Though the funding squabbles have been ongoing it intensified recently in the furore that surrounded the reported 33percent increase in ward and theatre fees by private hospitals.

This infuriated the Board of Healthcare Funders (BHF), which represents 85percent of South Africa's medical schemes.

In retaliation the BHF has asked the Competition Commission to exempt medical schemes from provisions in the Competition Act that stop them from working as a collective on matters such as setting tariffs and defining patient benefits.

The BHF said its application was intended to deal with a host of unintended consequences arising from a ruling by the commission in 2004, which banned collective bargaining in the sector.

The ruling was aimed at fostering competition but was undermining schemes' ability to safeguard their economic future.

Medical schemes were much more tightly regulated than private hospitals, placing them at a distinct disadvantage, said BHF spokesman Heidi Kruger.

She said medical schemes now had almost no power when it came to tariff negotiations.

But, Kruger said, it was not just prices, because medical schemes could not take collective action on fraud, eliminating member churn, or defining member benefits - yet they were the buyers, acting in the best interests of members.

Schemes' limited bargaining power made headlines recently after several schemes told the watchdog Council for Medical Schemes that they had been bullied into accepting tariff increases by private hospital groups.

The private hospital industry is dominated by Netcare, MediClinic and LifeHealthcare, who among them own three quarters of the sector's 28426 beds.

Their fees have come under intense scrutiny from Tshabalala-Msimang, who has reiterated her plans to amend the National Health Act to give the government a greater say in the way tariff negotiations are conducted.

In announcing the draft legislation, Tshabalala-Msimang said it would "enable us to contain costs, prevent bad business practices and protect the consumer".

She said she was shocked to hear at a meeting with the medical schemes industry recently that they were by and large forced by private hospital groups to enter into agreements on tariff increases even though they felt the demands of the hospitals were not justified.

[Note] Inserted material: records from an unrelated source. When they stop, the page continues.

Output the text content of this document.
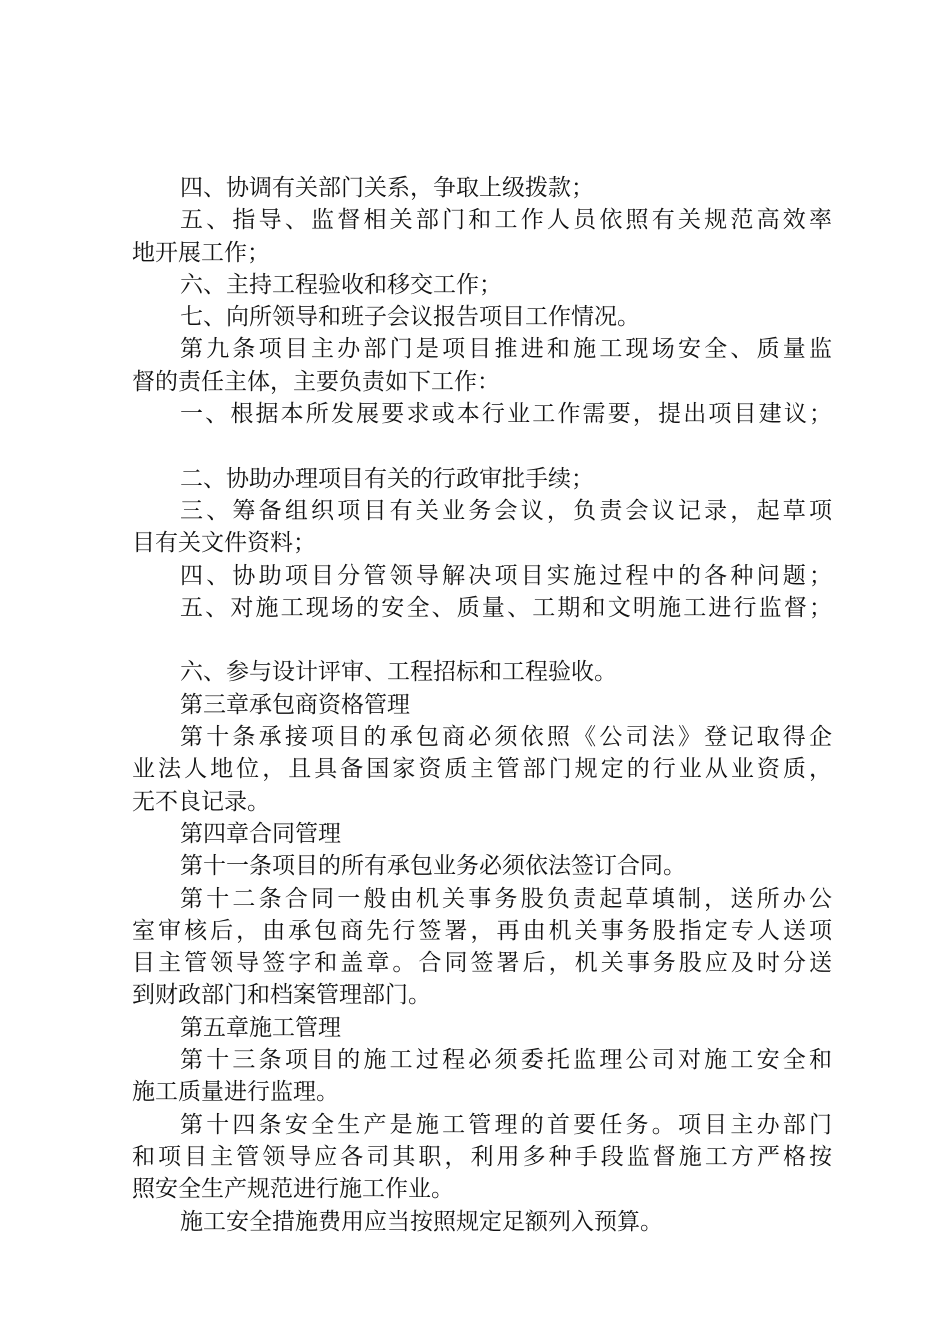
四、协调有关部门关系，争取上级拨款；
五、指导、监督相关部门和工作人员依照有关规范高效率
地开展工作；
六、主持工程验收和移交工作；
七、向所领导和班子会议报告项目工作情况。
第九条项目主办部门是项目推进和施工现场安全、质量监
督的责任主体，主要负责如下工作：
一、根据本所发展要求或本行业工作需要，提出项目建议；
二、协助办理项目有关的行政审批手续；
三、筹备组织项目有关业务会议，负责会议记录，起草项
目有关文件资料；
四、协助项目分管领导解决项目实施过程中的各种问题；
五、对施工现场的安全、质量、工期和文明施工进行监督；
六、参与设计评审、工程招标和工程验收。
第三章承包商资格管理
第十条承接项目的承包商必须依照《公司法》登记取得企
业法人地位，且具备国家资质主管部门规定的行业从业资质，
无不良记录。
第四章合同管理
第十一条项目的所有承包业务必须依法签订合同。
第十二条合同一般由机关事务股负责起草填制，送所办公
室审核后，由承包商先行签署，再由机关事务股指定专人送项
目主管领导签字和盖章。合同签署后，机关事务股应及时分送
到财政部门和档案管理部门。
第五章施工管理
第十三条项目的施工过程必须委托监理公司对施工安全和
施工质量进行监理。
第十四条安全生产是施工管理的首要任务。项目主办部门
和项目主管领导应各司其职，利用多种手段监督施工方严格按
照安全生产规范进行施工作业。
施工安全措施费用应当按照规定足额列入预算。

"They reported that the attitude of the hospital groups was: if you don't like the increases, pay us whatever you want and we will recover the rest from your members," Tshabalala-Msimang said.

She said this pitted members against medical aids because the hospital tells the patient that his or her medical aid had refused to pay the tariff and that the hospital therefore had no option but to bill the patient directly.

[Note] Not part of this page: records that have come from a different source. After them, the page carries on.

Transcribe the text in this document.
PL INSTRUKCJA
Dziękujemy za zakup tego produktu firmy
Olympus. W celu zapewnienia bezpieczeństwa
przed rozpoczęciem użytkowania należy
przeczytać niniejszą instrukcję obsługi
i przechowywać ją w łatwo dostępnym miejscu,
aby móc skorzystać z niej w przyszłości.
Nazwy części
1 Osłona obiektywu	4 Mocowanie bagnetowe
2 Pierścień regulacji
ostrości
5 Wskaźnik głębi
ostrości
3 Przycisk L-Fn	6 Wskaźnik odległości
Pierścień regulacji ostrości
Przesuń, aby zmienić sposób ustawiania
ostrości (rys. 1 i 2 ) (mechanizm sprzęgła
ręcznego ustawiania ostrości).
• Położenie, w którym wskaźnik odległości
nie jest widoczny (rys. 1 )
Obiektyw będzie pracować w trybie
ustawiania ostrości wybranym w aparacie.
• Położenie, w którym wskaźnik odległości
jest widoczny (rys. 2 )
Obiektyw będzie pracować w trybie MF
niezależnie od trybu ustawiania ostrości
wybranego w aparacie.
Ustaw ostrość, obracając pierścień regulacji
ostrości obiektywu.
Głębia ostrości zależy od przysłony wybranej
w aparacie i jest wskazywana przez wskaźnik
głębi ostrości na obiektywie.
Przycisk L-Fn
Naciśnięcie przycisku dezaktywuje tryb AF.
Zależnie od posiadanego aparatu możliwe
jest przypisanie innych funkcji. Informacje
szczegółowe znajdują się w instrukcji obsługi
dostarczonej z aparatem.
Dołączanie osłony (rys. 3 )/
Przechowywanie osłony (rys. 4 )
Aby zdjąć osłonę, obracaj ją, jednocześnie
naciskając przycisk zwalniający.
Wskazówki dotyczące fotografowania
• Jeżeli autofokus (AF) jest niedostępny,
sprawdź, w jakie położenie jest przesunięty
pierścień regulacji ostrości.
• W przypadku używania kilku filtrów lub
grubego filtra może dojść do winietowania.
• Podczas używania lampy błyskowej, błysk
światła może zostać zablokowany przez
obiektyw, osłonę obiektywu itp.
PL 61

Tshabalala-Msimang said this showed that the playing fields were not level.

What worries her about the private health sector, which only provides care for 15 percent of the population, is that it is part of the national health system. What happens in this sector affects the entire health sector, she said.

This means that when a person cannot afford private care any longer, they turn to the public sector, thus increasing the number of people that are dependent on the public health sector.

By introducing legislation the government is protecting the interests of all citizens, including those that use the private health sector, Tshabalala-Msimang said.

Though the private health sector provided care for about seven million people or close to 15percent of all South Africans, it consumed more than the total expenditure by the public health sector.

While per capita expenditure in the private sector was about eight times more than in the public sector, the sector spent an estimated 5,5 percent of the gross domestic product. By increasing tariffs the private sector would add to this high level of inequity by making private healthcare services even more inaccessible to insured and self-paying patients.